Ended my borderline marriage earlier this year, and managed to get sucked into a short relationship with another (very likely) borderline. I'm ending it today, seeing her one last time to get back some of my belongings. It always hurts going through this sort of thing, but it's absolutely necessary for one's long term health
No one can beat the accuracy of portraying borderline's cast like Professor Vaknin does . I want to hear about the rest 92 tactics by which narcs and codependents got themselves enslaved and mummified 😆😆
WoW once again, you’ve explained everything like a textbook would. I totally get normalcy/stability doesn’t keep a narcissists (is this apply to covert also)
I wish you kept going with examples, this is my mother and a few other family members. Never ending drama and carpet pulling. They wonder why I left the family so long ago.

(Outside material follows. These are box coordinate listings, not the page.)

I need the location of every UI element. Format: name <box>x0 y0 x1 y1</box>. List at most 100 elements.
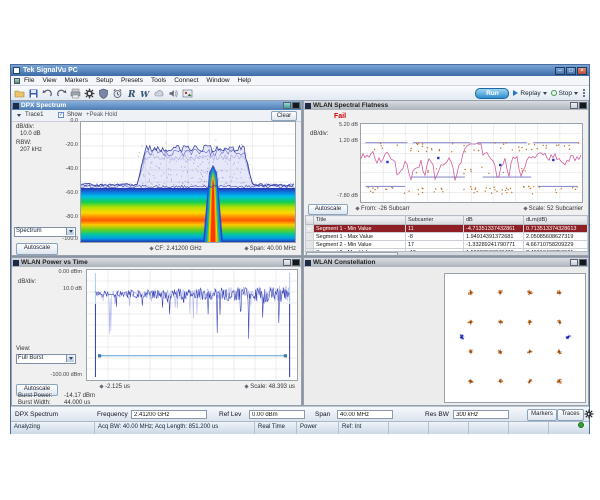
power-vs-time-plot <box>86 269 298 381</box>
menu-grid-icon <box>14 78 20 84</box>
traces-button[interactable]: Traces <box>557 409 584 421</box>
panel-menu-button[interactable] <box>292 259 300 266</box>
rbw-label: RBW: <box>16 140 32 147</box>
menu-view[interactable]: View <box>42 76 56 85</box>
capture-icon[interactable] <box>182 88 193 99</box>
script-r-icon[interactable]: R <box>126 88 137 99</box>
close-button[interactable]: × <box>577 67 587 75</box>
open-folder-icon[interactable] <box>14 88 25 99</box>
res-bw-field[interactable] <box>453 410 509 419</box>
menu-presets[interactable]: Presets <box>121 76 143 85</box>
view-label: View: <box>16 346 31 353</box>
status-led-icon <box>578 422 584 428</box>
pvt-panel-title: WLAN Power vs Time <box>21 258 88 267</box>
marker-icon <box>244 246 248 250</box>
pvt-panel-header[interactable]: WLAN Power vs Time <box>12 258 301 267</box>
menu-connect[interactable]: Connect <box>174 76 198 85</box>
dpx-panel-header[interactable]: DPX Spectrum <box>12 101 301 110</box>
shield-icon[interactable] <box>98 88 109 99</box>
chevron-down-icon <box>574 92 578 95</box>
run-button[interactable]: Run <box>475 88 509 99</box>
span-field[interactable] <box>337 410 393 419</box>
flatness-autoscale-button[interactable]: Autoscale <box>308 204 348 215</box>
constellation-panel-header[interactable]: WLAN Constellation <box>304 258 588 267</box>
script-w-icon[interactable]: W <box>140 88 151 99</box>
table-scrollbar[interactable] <box>305 251 587 256</box>
y-min-label: -100.00 dBm <box>34 372 82 378</box>
constellation-plot <box>444 273 586 403</box>
markers-button[interactable]: Markers <box>527 409 557 421</box>
flatness-result-badge: Fail <box>334 113 346 120</box>
status-power: Power <box>297 422 339 434</box>
replay-label: Replay <box>520 90 540 97</box>
acquisition-controls: Run Replay Stop <box>475 88 589 99</box>
table-row[interactable]: Segment 1 - Max Value -8 1.9491439137268… <box>306 233 588 241</box>
play-icon <box>513 90 518 96</box>
alarm-icon[interactable] <box>112 88 123 99</box>
flatness-from-readout: From: -26 Subcarr <box>356 206 410 213</box>
menu-help[interactable]: Help <box>238 76 251 85</box>
menu-window[interactable]: Window <box>206 76 229 85</box>
save-icon[interactable] <box>28 88 39 99</box>
dpx-view-select[interactable]: Spectrum <box>14 227 76 237</box>
desktop: Tek SignalVu PC – □ × File View Markers … <box>0 0 600 500</box>
speaker-icon[interactable] <box>168 88 179 99</box>
y-tick: -20.0 <box>48 142 78 148</box>
panel-restore-button[interactable] <box>283 259 291 266</box>
settings-gear-icon[interactable] <box>84 88 95 99</box>
panel-spectral-flatness: WLAN Spectral Flatness Fail 5.20 dB dB/d… <box>303 100 589 256</box>
maximize-button[interactable]: □ <box>566 67 576 75</box>
stop-label: Stop <box>559 90 572 97</box>
frequency-field[interactable] <box>131 410 207 419</box>
panel-restore-button[interactable] <box>570 259 578 266</box>
scrollbar-thumb[interactable] <box>306 252 398 256</box>
status-real-time: Real Time <box>255 422 297 434</box>
menu-markers[interactable]: Markers <box>64 76 87 85</box>
pvt-scale-readout: Scale: 48.393 us <box>245 384 295 391</box>
ref-lev-field[interactable] <box>249 410 305 419</box>
flatness-plot <box>360 123 583 203</box>
undo-icon[interactable] <box>42 88 53 99</box>
status-empty-cell <box>509 422 549 434</box>
res-bw-label: Res BW <box>425 407 449 422</box>
col-title[interactable]: Title <box>314 216 406 225</box>
dpx-trace-select[interactable]: Trace1 <box>25 112 43 119</box>
replay-button[interactable]: Replay <box>513 90 546 97</box>
status-empty-cell <box>429 422 469 434</box>
pvt-view-select[interactable]: Full Burst <box>16 354 76 364</box>
mode-label: DPX Spectrum <box>15 407 58 422</box>
dpx-autoscale-button[interactable]: Autoscale <box>16 243 58 255</box>
panel-menu-button[interactable] <box>292 102 300 109</box>
col-dlm[interactable]: dLm(dB) <box>524 216 588 225</box>
db-div-label: dB/div: <box>16 124 34 131</box>
menu-tools[interactable]: Tools <box>151 76 166 85</box>
flatness-panel-title: WLAN Spectral Flatness <box>313 101 388 110</box>
stop-icon <box>551 90 557 96</box>
stop-button[interactable]: Stop <box>551 90 578 97</box>
settings-gear-icon[interactable] <box>584 409 594 419</box>
flatness-panel-header[interactable]: WLAN Spectral Flatness <box>304 101 588 110</box>
cloud-icon[interactable] <box>154 88 165 99</box>
col-db[interactable]: dB <box>464 216 524 225</box>
minimize-button[interactable]: – <box>555 67 565 75</box>
peak-hold-label[interactable]: +Peak Hold <box>86 112 117 119</box>
redo-icon[interactable] <box>56 88 67 99</box>
panel-restore-button[interactable] <box>283 102 291 109</box>
y-max-label: 5.20 dB <box>322 122 358 128</box>
table-row[interactable]: ▸ Segment 1 - Min Value 11 -4.7135133743… <box>306 225 588 233</box>
menu-file[interactable]: File <box>24 76 34 85</box>
col-subcarrier[interactable]: Subcarrier <box>406 216 464 225</box>
y-tick: -80.0 <box>48 214 78 220</box>
dpx-cf-readout: CF: 2.41200 GHz <box>150 246 202 253</box>
table-row[interactable]: Segment 2 - Min Value 17 -1.332892417907… <box>306 241 588 249</box>
panel-restore-button[interactable] <box>570 102 578 109</box>
menu-setup[interactable]: Setup <box>96 76 113 85</box>
collapse-icon[interactable] <box>17 114 21 117</box>
print-icon[interactable] <box>70 88 81 99</box>
title-bar[interactable]: Tek SignalVu PC – □ × <box>11 65 589 76</box>
toolbar-grip[interactable] <box>582 88 586 98</box>
panel-menu-button[interactable] <box>579 102 587 109</box>
panel-menu-button[interactable] <box>579 259 587 266</box>
flatness-results-table[interactable]: Title Subcarrier dB dLm(dB) ▸ Segment 1 … <box>305 215 588 256</box>
clear-button[interactable]: Clear <box>271 111 297 121</box>
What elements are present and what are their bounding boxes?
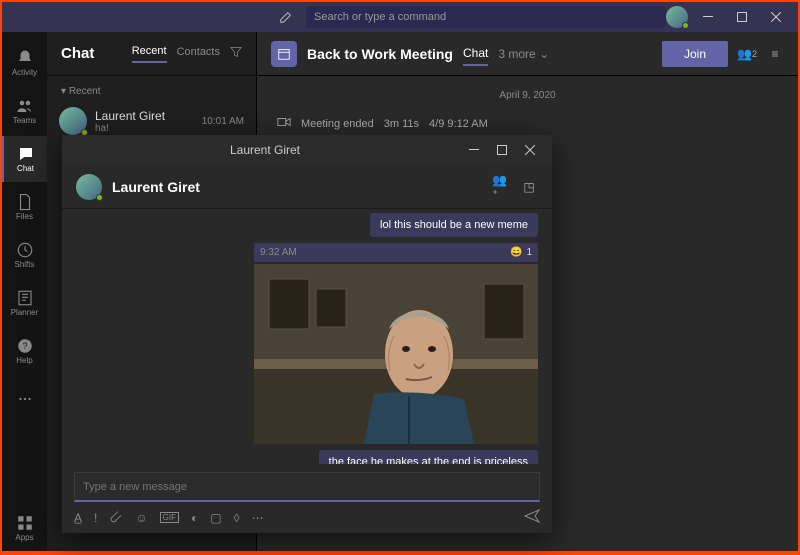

I had similar traits to a Borderline, but I have PMDD, and luckily it is being controlled now. I have always been in relationships with narcissists in my life and have decided to be single now. Professor would you be able to do a video on PMDD, it’s not so much a personality disorder but a hormonal disorder but does mimic bipolar and borderline disorders. Thank you for your wonderful videos Professor.
I want too engulf the chosen one but then I'm insecure and I turn on them ,I've become very violent,but I still want them to stay ? I've never been suicidal, I've been with a bpd male who pushed me away ,he fits some of this too x
Part of the lyrics from Tove Lo song Habits; Pick up daddies at the playground How I spend my daytime Loosen up the frown, make them feel alive I make it fast and greasy I'm numb and way too easy
I am in an affair situation, of sorts. there has been some intimacy so far, not total, but i am inured. My god, she is a goddess. I fear my soul is lost, and i want i want that. I am on a third push pull, cycle.. avoidance in a 6 week Period. Its killing me, but i just cannot stop, the promise death of self, and no redemption. bring it. Such Is the pull. Its hard to be coherent.
What if everything matches but she is utterly egoistic and sees her partner as a sub human, often criticizing his character although he is totally loyal in the relationship!!!
The second way a borderline makes you addict with them is so true. I just have a doubt that when these people have used to derive energy and every emotuon and care out of you then how come do they forget you?